14 sélections européennes engagées, 6 qualifiées, dans la difficulté. Fatigue des joueurs, suffisance, système de jeu trop connu et facile à contrer : il y a des raisons. L’Angleterre de Capello se qualifie dans la douleur. La presse anglaise avait pourtant titré au lendemain du tirage au sort « EASY », qualificatif attribué au groupe réunissant l’Algérie, la Slovénie et les Etats-Unis. Confiance, supériorité… L’Allemagne commence en trombe en infligeant un 4-1 indiscutable à l’Australie. Mais contre les Serbes, médiocres, la Nazional Manschaft ne peut même accrocher le match nul. Il faut une courte victoire contre le Ghana pour permettre à l’Allemagne de rejoindre les huitièmes, non sans mal. Le premier match de l’Espagne fit l’effet d’une bombe : la Roja défaite contre la Suisse, par le plus petit des écarts. Un jeu parfois stéréotypé de la sélection que les observateurs voient déjà championne du Monde : passe courte en une touche de balle, qui n’est pas sans rappeler le Barça. Comme un symbole, la Suisse se la joue Inter de Milan, ultra-défensive, ultra-disciplinée, laissant le ballon aux espagnols, attendant le contre. Un coup de tonnerre pour les joueurs ibériques, arrivés sur la pelouse pleins de certitude. Les hommes de Vicente del Bosque se reprennent et se qualifient pour les huitièmes. Rassurés, pour l’instant. Ce fut plus simple pour les Pays-Bas et le Portugal. Les Hollandais assument pour l’instant leur statut de favori, assurés dès le deuxième match de poursuivre la compétition. Dans le groupe de la mort, le Portugal fait jeu égal avec le Brésil, tient en échec la Côte d’Ivoire et lamine, 7-0, la Corée du Nord. La Slovaquie élimine l’Italie.

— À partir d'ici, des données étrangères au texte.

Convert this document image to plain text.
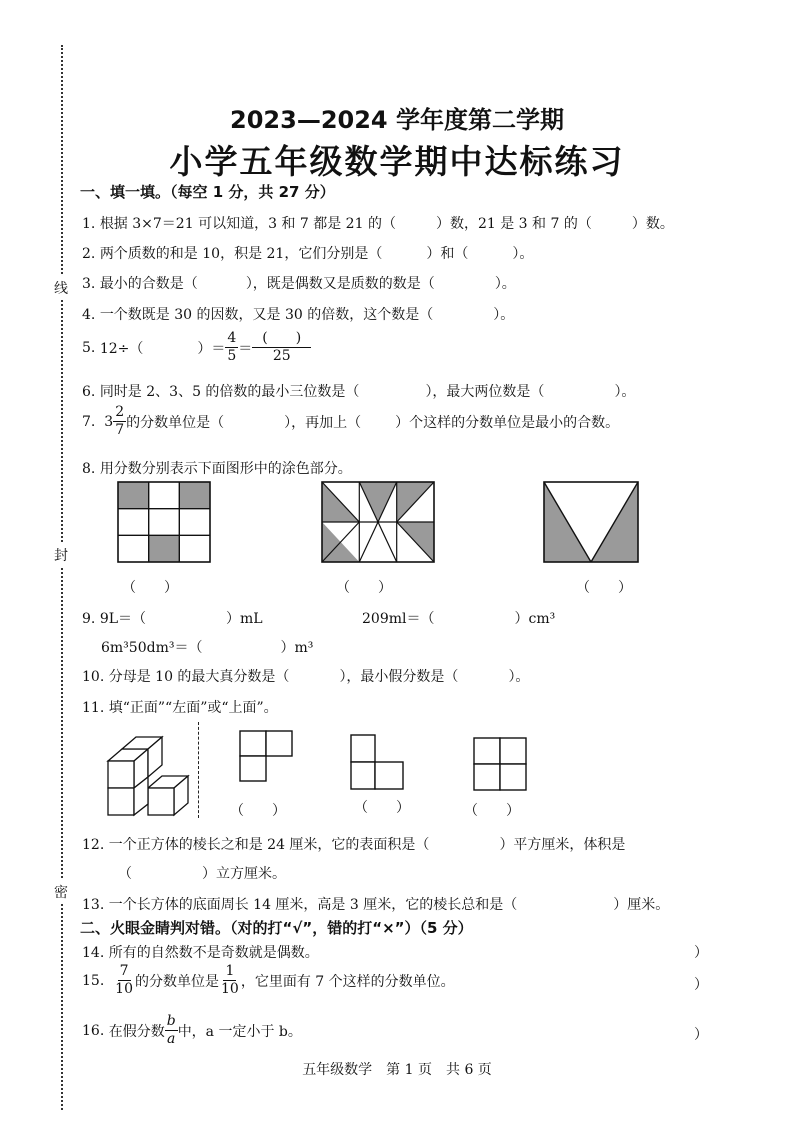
线
封
密
2023—2024 学年度第二学期
小学五年级数学期中达标练习
一、填一填。（每空 1 分，共 27 分）
1. 根据 3×7＝21 可以知道，3 和 7 都是 21 的（	）数，21 是 3 和 7 的（	）数。
2. 两个质数的和是 10，积是 21，它们分别是（	）和（	）。
3. 最小的合数是（	），既是偶数又是质数的数是（	）。
4. 一个数既是 30 的因数，又是 30 的倍数，这个数是（	）。
5.
12÷（	）＝ $\frac{4}{5} = \frac{( )}{25}$
6. 同时是 2、3、5 的倍数的最小三位数是（	），最大两位数是（	）。
7.
$3 \frac{2}{7}$ 的分数单位是（	），再加上（ ）个这样的分数单位是最小的合数。
8. 用分数分别表示下面图形中的涂色部分。
（　　）	（　　）	（　　）
9. 9L＝（	）mL	209ml＝（	）cm³
6m³50dm³＝（	）m³
10. 分母是 10 的最大真分数是（	），最小假分数是（	）。
11. 填“正面”“左面”或“上面”。
（　　）	（　　）	（　　）
12. 一个正方体的棱长之和是 24 厘米，它的表面积是（	）平方厘米，体积是
（	）立方厘米。
13. 一个长方体的底面周长 14 厘米，高是 3 厘米，它的棱长总和是（	）厘米。
二、火眼金睛判对错。（对的打“√”，错的打“×”）（5 分）
14. 所有的自然数不是奇数就是偶数。	）
15.
$\frac{7}{10}$ 的分数单位是 $\frac{1}{10}$ ，它里面有 7 个这样的分数单位。	）
16.
在假分数 $\frac{b}{a}$ 中，a 一定小于 b。	）
五年级数学　第 1 页　共 6 页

Plus faible techniquement et individuellement, le collectif et la solidarité de cette petite équipe auront eu raison du Champion du monde en titre.
Out donc France, Italie, Serbie, Danemark, Grèce, Slovénie, Suisse. Pour les trois derniers, c’était prévisible. En revanche, les finalistes de la dernière édition auront brillé par leur médiocrité et la France aura éclaboussé le monde d’un ridicule qui restera dans l’histoire de la Coupe du monde, autant sur le terrain qu’en dehors.
France et Italie, les meilleurs ennemis, ne se qualifient pas dans les deux groupes les plus faibles du Mondial. Le séjour en terre africaine n’aura pas duré bien longtemps. C’est décevant également pour la Serbie – qualifiée pour le Mondial sans passer par les barrages – que les observateurs annonçaient plus forte que ce qu’elle a montré. Aurait pu mieux faire.

L’ASIE ETONNE

Match opposant l'Argentine et la Corée du Sud. La Corée du Sud se qualifie pour les huitièmes de finale. Photo : DundasFootballClub.flickr.cc
Match opposant l’Argentine et la Corée du Sud. La Corée du Sud se qualifie pour les huitièmes de finale.
Photo : DundasFootballClub.flickr.cc

Rigoureuses, disciplinées et solidaires : les équipes asiatiques sont en progrès, incontestablement. Petits gabarits techniques et gros collectifs, elles n’ont pas loupé le rendez-vous africain. 3 sélections engagées, 2 qualifiées. Bon score. La Corée du Sud se qualifie en huitième, dans un groupe loin d’être évident (Argentine, Nigéria, Grèce). Le Japon, considéré comme le plus faible de sa poule au début de la compétition s’octroie une place en huitième, laissant Danemark et Cameroun sur place. Rien que ça. La Corée du Nord rentre au pays, après une grosse défaite contre le Portugal, mais aura eu le mérite d’accrocher les quintuples champions du monde brésiliens. Rien que ça.

LES EQUIPES SURPRISES

Soyons sport et classe – en ces temps tourmentés, ce n’est pas si courant – et saluons la performance de la Nouvelle-Zélande et de l’Australie. Le football n’y est pas un sport national. Pourtant, pour elles, le Mondial est bon : la Nouvelle-Zélande n’a pas perdu un match et l’Australie s’est même offerte le luxe de battre la Serbie et de faire jeu égal avec le Ghana.